Model Free Control

Introduction

In the last lecture we did model free prediction now we want to do model free control means we want to find the optimal policy.

If we go back to Lecture 3 :- Introduction to dynamic programming. In there the path we followed is that first we learnt how to do policy evaluation and find state value function and then take a greedy step to form new policy acc. to state value function.

We can follow the same steps here too.

Policy Iteration using Monte-Carlo

Problem 1:-

In Policy Improvement step :- we are using greedy policy improvement i.e.

$$ \pi[s] = argmax_a( R^a_s + P^a_{ss'}*v[s'] ) $$

But Problem is here we need the state probability distribution aka model.

So we will use action value function

$$ \pi[s] = argmax_a( Q[s,a] ) $$

Problem 2:-

If we keep on following greey policy, it is highly unlikely that we would over the whole action state space. And thats too bad as if we may explore, we may get a policy giving better value functions.

EXPLORING STARTS one way to solve this is to start from every state infinitely many times. This guarantees that all the states will be visited but It is not usually a good idea specially when learning from actual experience because it’s unrealistic to assume that we can start from any state. Often it is the case that we can start only from a small subset of states

So we will use e-greedy policy improvement in which with probability e we will choose randomly any action and otherwise we will go greedy.

It can be proven that this will converge to optimal policy.
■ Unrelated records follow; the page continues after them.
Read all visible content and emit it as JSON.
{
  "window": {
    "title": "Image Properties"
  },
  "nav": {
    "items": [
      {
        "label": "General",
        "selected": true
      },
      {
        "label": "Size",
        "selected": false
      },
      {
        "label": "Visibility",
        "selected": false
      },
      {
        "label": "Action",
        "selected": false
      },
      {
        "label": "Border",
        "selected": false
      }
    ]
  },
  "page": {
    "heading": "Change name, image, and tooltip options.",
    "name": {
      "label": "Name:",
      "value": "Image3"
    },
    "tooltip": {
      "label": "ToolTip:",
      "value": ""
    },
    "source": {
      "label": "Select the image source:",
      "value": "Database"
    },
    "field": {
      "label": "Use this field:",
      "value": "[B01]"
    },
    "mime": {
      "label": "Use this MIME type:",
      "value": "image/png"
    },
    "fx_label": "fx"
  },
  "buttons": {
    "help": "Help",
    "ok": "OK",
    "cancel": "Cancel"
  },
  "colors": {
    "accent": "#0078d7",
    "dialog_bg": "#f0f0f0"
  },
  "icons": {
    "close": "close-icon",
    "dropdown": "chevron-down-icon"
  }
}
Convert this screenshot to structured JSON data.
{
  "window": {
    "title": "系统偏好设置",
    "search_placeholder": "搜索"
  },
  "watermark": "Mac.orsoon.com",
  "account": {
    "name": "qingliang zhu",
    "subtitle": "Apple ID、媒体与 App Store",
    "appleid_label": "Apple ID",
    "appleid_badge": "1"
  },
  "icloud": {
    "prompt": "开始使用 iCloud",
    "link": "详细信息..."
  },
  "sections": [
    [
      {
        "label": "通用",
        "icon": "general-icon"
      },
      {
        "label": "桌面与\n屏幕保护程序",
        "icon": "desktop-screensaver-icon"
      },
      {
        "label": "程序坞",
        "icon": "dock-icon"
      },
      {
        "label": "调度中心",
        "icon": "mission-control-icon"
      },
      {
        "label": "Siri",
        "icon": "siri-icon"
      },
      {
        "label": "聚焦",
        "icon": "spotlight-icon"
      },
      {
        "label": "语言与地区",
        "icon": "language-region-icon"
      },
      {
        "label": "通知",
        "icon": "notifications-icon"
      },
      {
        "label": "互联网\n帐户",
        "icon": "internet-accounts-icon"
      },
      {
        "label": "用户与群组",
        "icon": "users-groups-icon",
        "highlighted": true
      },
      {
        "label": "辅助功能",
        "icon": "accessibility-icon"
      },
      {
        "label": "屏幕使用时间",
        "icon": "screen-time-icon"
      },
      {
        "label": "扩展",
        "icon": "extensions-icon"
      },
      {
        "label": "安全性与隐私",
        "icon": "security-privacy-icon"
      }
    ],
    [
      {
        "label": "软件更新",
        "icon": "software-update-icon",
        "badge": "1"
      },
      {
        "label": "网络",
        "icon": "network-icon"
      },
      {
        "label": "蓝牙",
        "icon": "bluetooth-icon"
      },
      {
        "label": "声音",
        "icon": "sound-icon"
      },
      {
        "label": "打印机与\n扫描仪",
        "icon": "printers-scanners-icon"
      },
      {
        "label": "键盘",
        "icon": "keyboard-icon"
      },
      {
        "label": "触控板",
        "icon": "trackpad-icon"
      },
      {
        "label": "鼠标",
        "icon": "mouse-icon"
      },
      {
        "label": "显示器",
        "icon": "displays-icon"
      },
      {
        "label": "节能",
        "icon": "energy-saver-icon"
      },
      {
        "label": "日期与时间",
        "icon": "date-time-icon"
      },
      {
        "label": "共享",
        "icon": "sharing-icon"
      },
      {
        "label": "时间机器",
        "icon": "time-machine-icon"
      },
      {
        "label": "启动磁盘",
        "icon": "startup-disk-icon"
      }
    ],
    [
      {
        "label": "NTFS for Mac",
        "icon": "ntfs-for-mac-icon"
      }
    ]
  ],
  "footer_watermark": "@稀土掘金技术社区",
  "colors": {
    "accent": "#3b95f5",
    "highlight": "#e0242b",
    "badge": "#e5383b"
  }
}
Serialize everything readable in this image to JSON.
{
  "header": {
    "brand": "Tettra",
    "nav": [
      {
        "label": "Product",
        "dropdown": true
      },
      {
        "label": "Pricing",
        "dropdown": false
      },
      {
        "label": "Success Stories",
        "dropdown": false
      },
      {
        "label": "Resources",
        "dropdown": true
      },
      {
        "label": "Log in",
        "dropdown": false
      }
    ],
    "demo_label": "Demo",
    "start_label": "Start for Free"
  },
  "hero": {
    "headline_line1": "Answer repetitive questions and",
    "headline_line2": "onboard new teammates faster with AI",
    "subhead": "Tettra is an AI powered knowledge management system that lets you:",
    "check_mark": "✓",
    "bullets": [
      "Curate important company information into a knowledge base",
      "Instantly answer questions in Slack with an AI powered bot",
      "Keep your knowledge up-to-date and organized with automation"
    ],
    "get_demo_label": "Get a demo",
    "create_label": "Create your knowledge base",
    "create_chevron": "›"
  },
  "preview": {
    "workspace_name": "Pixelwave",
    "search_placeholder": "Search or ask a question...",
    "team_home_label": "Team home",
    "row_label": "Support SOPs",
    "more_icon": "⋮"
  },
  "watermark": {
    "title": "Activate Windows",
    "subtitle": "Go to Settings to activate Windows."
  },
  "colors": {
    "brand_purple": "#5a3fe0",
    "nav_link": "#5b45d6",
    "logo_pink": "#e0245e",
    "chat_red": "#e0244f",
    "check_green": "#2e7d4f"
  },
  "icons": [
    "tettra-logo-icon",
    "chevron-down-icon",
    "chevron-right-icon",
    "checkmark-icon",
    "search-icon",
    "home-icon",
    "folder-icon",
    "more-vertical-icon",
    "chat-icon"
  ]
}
Policy Evaluation :- MC on Action Valur

Policy Iteration :- e-greedy

We can improve the above algorithm by Improving policy afer every episode.

GLIE

Glie property say that

All state action pair must be explored infinitely many times.
Eventually policy must converge to optimal policy

we can use e = 1/K where K is the number of episode

Policy Iteration using TD with action value (or sarsa)

$$ Q[s,a] = Q[s,a] + \alpha * ( R + \gamma * Q[S',A'] - Q[s,a]) $$

Every timestep in a episode update Q[s,a] and then do e-greedy plicy improvement

There are conditions for the convergence of sarsa, But lets not care about them now

n-step sarsa

As we have n-step TD, in the same fastion we have n-step sarsa.

$$ q_t^{\lambda} = (1-\lambda) * \sum_{n=1}^{n=inf} (\lambda)^{n-1} * q_t^n $$

$$ Q[s,a] = Q[s,a] + \alpha * ( q_t^{\lambda} - Q[s,a]) $$

Backward View of n-step sarsa

The idea/intuition is similar to TD, But in sarsa we gonna work with action value function instead of state value function.

$$ \delta_t = R_t + \lamda * Q[S_{t+1},A_{t+1}] - Q[S_{t},A_{t}] $$

for every state action pair (s,a)

$$ E_t[s,a] = \lambda * \gamma * E[s,a] + 1(S_t==s and A_t==a) $$

$$ Q[s,a] = Q[s,a] + \alpha * \delta_t * E_t[s,a] $$

$ \lambda $ decides how much back do we want our information to flow

Whatever we have seen so far in this lecture in on policy learning means we are learning and improving from the same policy

Off-policy Learning

In here, we have a target policy, $\pi$, that we want to improve and a behaviour policy, $ \mu $, from which we want to choose our actions.

Method 1 :- Important Sampling

But this is neither good in MC nor in TD as it has high variance.

Method 2 :- Q Learning

Next action is chosen using behaviour policy $ A_{t+1} ∼ \mu(·|S_t) $
But we consider alternative successor action A' according to our policy that we want to learn, $\pi$.

Basically idea is to behave acc. to behaviour policy but update acc. to actual policy.

$$ Q[S_t,A_t] = Q[S_t,A_t] + \alpha * ( R_{t+1} + \lambda * Q[S_{t+1},A'] - Q[S_t,A_t]) $$

Off policy control using Q sampling

Our target policy, $\pi$, is greedy wrt Q.
Our behaviour policy, $\mu$, is e-greedy wrt Q.
This will improve both target and behaviour policy.

$$ Q[S_t,A_t] = Q[S_t,A_t] + \alpha * ( R_{t+1} + \lambda * max_{A'}Q[S_{t+1},A'] - Q[S_t,A_t]) $$

Again it can be proven that this will converge to optimal policy

Q-Learning vs SARSA

Q-Learning is directly learning optimal policy while sarsa leads to a near optimal policy If we want to get optimal policy using sarsa, we need to decrease $ \epsilon $ continously, meaning $ Lim_{t->inf} \epsilon = 0 $.
Sarsa is more conservative than Q-Learning means Q-Learning will lead to a optimal but dangerous policy as opposed to sarsa which will lead to a near optimal but conservative policy.
Q-Learning has hgher variance as compared to sarsa.